'I'm not surprised at where I am': Federer
Many may be surprised by the untroubled progress of Switzerland's Roger Federer towards becoming the oldest US Open champion in almost half a century, but not Federer himself.
The 34-year-old has glided into the semifinals, where he will face fellow compatriot Stan Wawrinka on Friday.
It will be his 10th New York semi-final as the five-time champion targets a record sixth US Open and 18th Grand Slam title.
"For many years I have tried to look at the big picture to hopefully still be playing at a high level at this age," said Federer, who would be the oldest winner of the US Open since Ken Rosewall in 1970.
"So in some ways I am not surprised I am playing as well as I am."

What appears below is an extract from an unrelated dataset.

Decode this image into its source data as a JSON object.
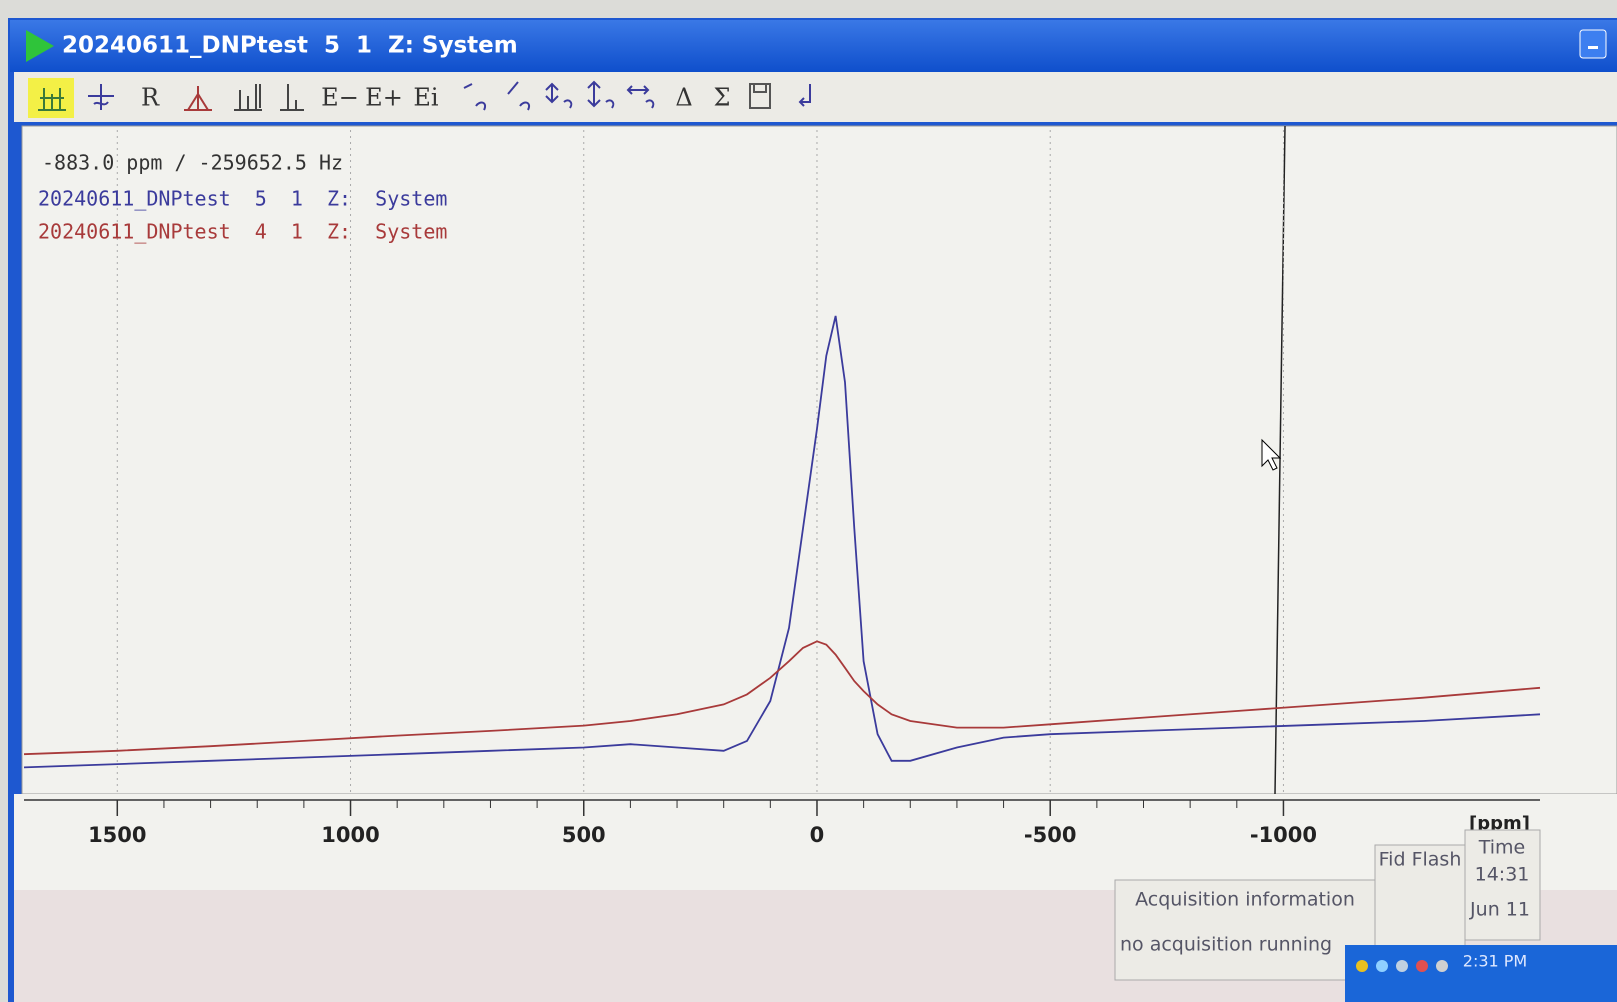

Federer has not won a major since his seventh Wimbledon title in 2012, but came into the US Open on the back of a seventh Cincinnati title, defeating world number one Novak Djokovic in the final.
It was his 87th career title and pushed his on-court earnings to almost $94 million.

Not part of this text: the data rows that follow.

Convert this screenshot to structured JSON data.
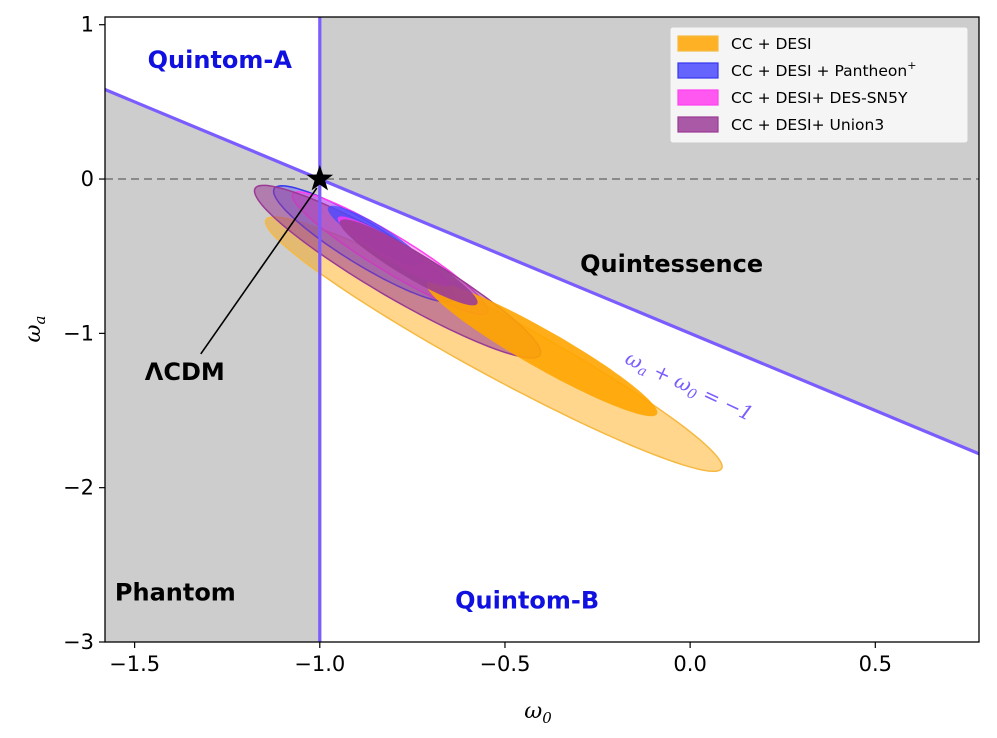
{
  "chart_data": {
    "type": "contour",
    "xlabel": "ω",
    "xlabel_sub": "0",
    "ylabel": "ω",
    "ylabel_sub": "a",
    "xlim": [
      -1.58,
      0.78
    ],
    "ylim": [
      -3.0,
      1.05
    ],
    "xticks": [
      -1.5,
      -1.0,
      -0.5,
      0.0,
      0.5
    ],
    "xtick_labels": [
      "−1.5",
      "−1.0",
      "−0.5",
      "0.0",
      "0.5"
    ],
    "yticks": [
      1,
      0,
      -1,
      -2,
      -3
    ],
    "ytick_labels": [
      "1",
      "0",
      "−1",
      "−2",
      "−3"
    ],
    "colors": {
      "shade": "#cdcdcd",
      "boundary": "#7b5cff",
      "dashed": "#8a8a8a",
      "quintom_text": "#1010e0",
      "dark_text": "#000000"
    },
    "region_labels": [
      {
        "id": "quintom-a",
        "text": "Quintom-A",
        "x": -1.27,
        "y": 0.77,
        "color": "#1010e0"
      },
      {
        "id": "quintom-b",
        "text": "Quintom-B",
        "x": -0.44,
        "y": -2.73,
        "color": "#1010e0"
      },
      {
        "id": "phantom",
        "text": "Phantom",
        "x": -1.39,
        "y": -2.68,
        "color": "#000000"
      },
      {
        "id": "quintessence",
        "text": "Quintessence",
        "x": -0.05,
        "y": -0.55,
        "color": "#000000"
      }
    ],
    "boundary_line": {
      "equation": "ω_a + ω_0 = −1",
      "label_parts": [
        "ω",
        "a",
        " + ω",
        "0",
        " = −1"
      ],
      "label_x": -0.01,
      "label_y": -1.38,
      "label_rotation_deg": 25
    },
    "lcdm": {
      "label": "ΛCDM",
      "label_x": -1.37,
      "label_y": -1.25,
      "point_x": -1.0,
      "point_y": 0.0
    },
    "series": [
      {
        "name": "CC + DESI",
        "legend_label": "CC + DESI",
        "legend_sup": "",
        "fill": "#ffa500",
        "stroke": "#f5b942",
        "outer": {
          "cx": -0.53,
          "cy": -1.07,
          "rx": 1.02,
          "ry": 0.135,
          "angle": -53.5,
          "opacity": 0.45
        },
        "inner": {
          "cx": -0.4,
          "cy": -1.1,
          "rx": 0.53,
          "ry": 0.083,
          "angle": -55,
          "opacity": 0.9
        }
      },
      {
        "name": "CC + DESI + Pantheon+",
        "legend_label": "CC + DESI + Pantheon",
        "legend_sup": "+",
        "fill": "#4b4bff",
        "stroke": "#3535ee",
        "outer": {
          "cx": -0.88,
          "cy": -0.42,
          "rx": 0.44,
          "ry": 0.088,
          "angle": -58,
          "opacity": 0.4
        },
        "inner": {
          "cx": -0.85,
          "cy": -0.37,
          "rx": 0.23,
          "ry": 0.048,
          "angle": -58,
          "opacity": 0.8
        }
      },
      {
        "name": "CC + DESI+ DES-SN5Y",
        "legend_label": "CC + DESI+ DES-SN5Y",
        "legend_sup": "",
        "fill": "#ff3cf0",
        "stroke": "#ff40f0",
        "outer": {
          "cx": -0.81,
          "cy": -0.48,
          "rx": 0.47,
          "ry": 0.077,
          "angle": -57,
          "opacity": 0.4
        },
        "inner": {
          "cx": -0.8,
          "cy": -0.47,
          "rx": 0.27,
          "ry": 0.046,
          "angle": -57,
          "opacity": 0.8
        }
      },
      {
        "name": "CC + DESI+ Union3",
        "legend_label": "CC + DESI+ Union3",
        "legend_sup": "",
        "fill": "#9b3d96",
        "stroke": "#9a3a94",
        "outer": {
          "cx": -0.79,
          "cy": -0.6,
          "rx": 0.67,
          "ry": 0.114,
          "angle": -56,
          "opacity": 0.55
        },
        "inner": {
          "cx": -0.76,
          "cy": -0.54,
          "rx": 0.33,
          "ry": 0.058,
          "angle": -57,
          "opacity": 0.9
        }
      }
    ]
  }
}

His form in New York has been just as impressive, dropping serve just twice and not yet having lost a set.
Despite his Grand Slam title drought — the longest of his career — Federer has not been afraid to keep innovating.
In recent years, he has experimented with a larger racquet, brought in former world number one Stefan Edberg to work alongside long-time coach Severin Luthi and radically altered his playing schedule.

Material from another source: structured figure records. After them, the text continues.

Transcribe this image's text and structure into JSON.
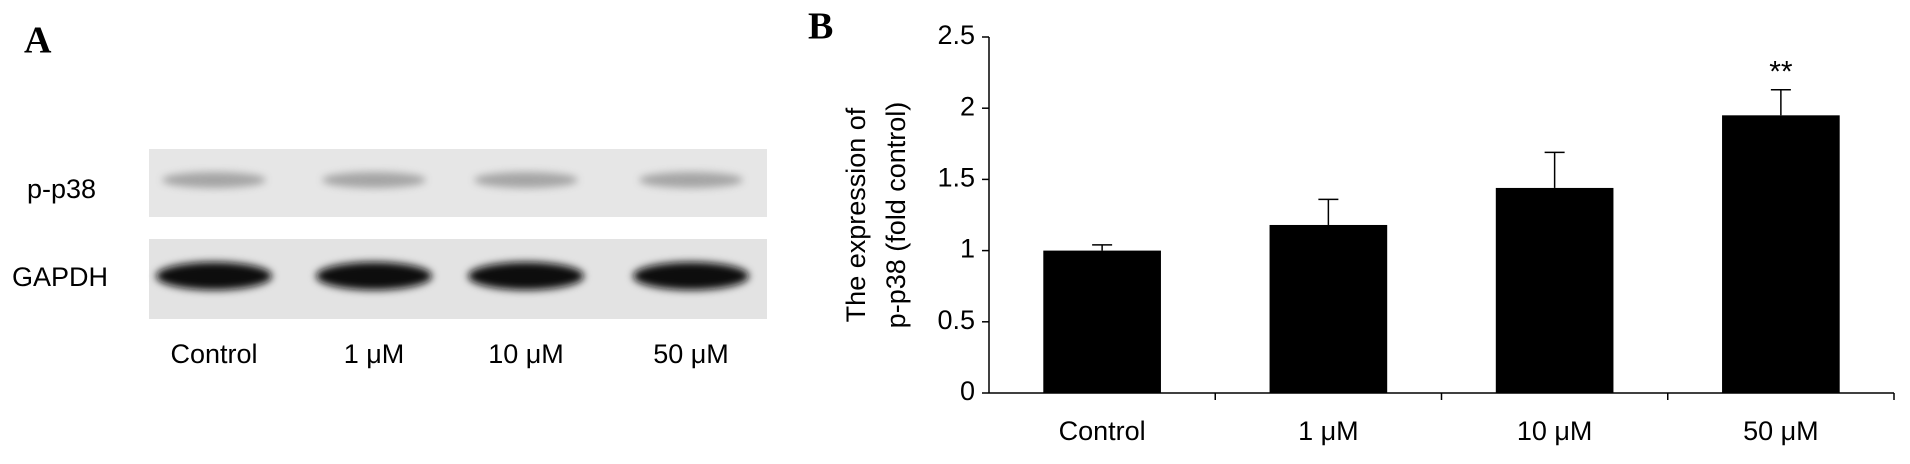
{
  "panel_a": {
    "label": "A",
    "rows": [
      "p-p38",
      "GAPDH"
    ],
    "lanes": [
      "Control",
      "1 μM",
      "10 μM",
      "50 μM"
    ]
  },
  "chart_data": {
    "type": "bar",
    "panel_label": "B",
    "y_label": [
      "The expression of",
      "p-p38 (fold control)"
    ],
    "categories": [
      "Control",
      "1 μM",
      "10 μM",
      "50 μM"
    ],
    "values": [
      1.0,
      1.18,
      1.44,
      1.95
    ],
    "errors": [
      0.04,
      0.18,
      0.25,
      0.18
    ],
    "color": "#000000",
    "ylim": [
      0,
      2.5
    ],
    "yticks": [
      0,
      0.5,
      1,
      1.5,
      2,
      2.5
    ],
    "annotations": [
      {
        "category": 3,
        "text": "**"
      }
    ]
  }
}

The US Open is only his 13th tournament of the year.
He has also invented a new tactic, the 'SABR' or 'Sneak Attack By Roger,' which is his chip-and-charge on an opponent's second serve.
After his 87-minute quarterfinal demolition of Richard Gasquet on Thursday, Federer also said he was sleeping more — up to ten hours a day — to
maintain his competitive level.
"I think I have worked on my game moving forward, have been able to take the ball earlier," he said when asked to explain his longevity.
"I think I'm volleying better than I have the last ten years. It's all about keeping yourself in shape and staying injury-free. And motivated.
"I've played so well over the last one-and-a-half years. I don't feel like I'm as old as I am. I still feel young."
Federer has come close to adding to his 17 majors.
He made the final at Wimbledon in the last two seasons, only to be denied on both occasions by Djokovic.
Federer's stunning semifinal rout of Andy Murray at the All England Club also had the sport drooling.
At this year's US Open, Federer has seen world number three Murray knocked out in the fourth round as the British star saw his run of 18 consecutive Grand Slam appearances come to an end.
Old nemesis Rafael Nadal fared even worse, a third-round loss his earliest exit in a decade.
The threat from Djokovic, who plays defending champion Marin Cilic in Friday night's other semifinal, remains real.
However, the Serb has endured a roller-coaster tournament, needing four sets to see off Spaniards Roberto Bautista Agut and Feliciano Lopez.
The odds are on a potentially classic final between Australian Open and Wimbledon winner Djokovic and Federer on Sunday.
It will be too tight to call.
They have met 41 times with Federer leading 21-20.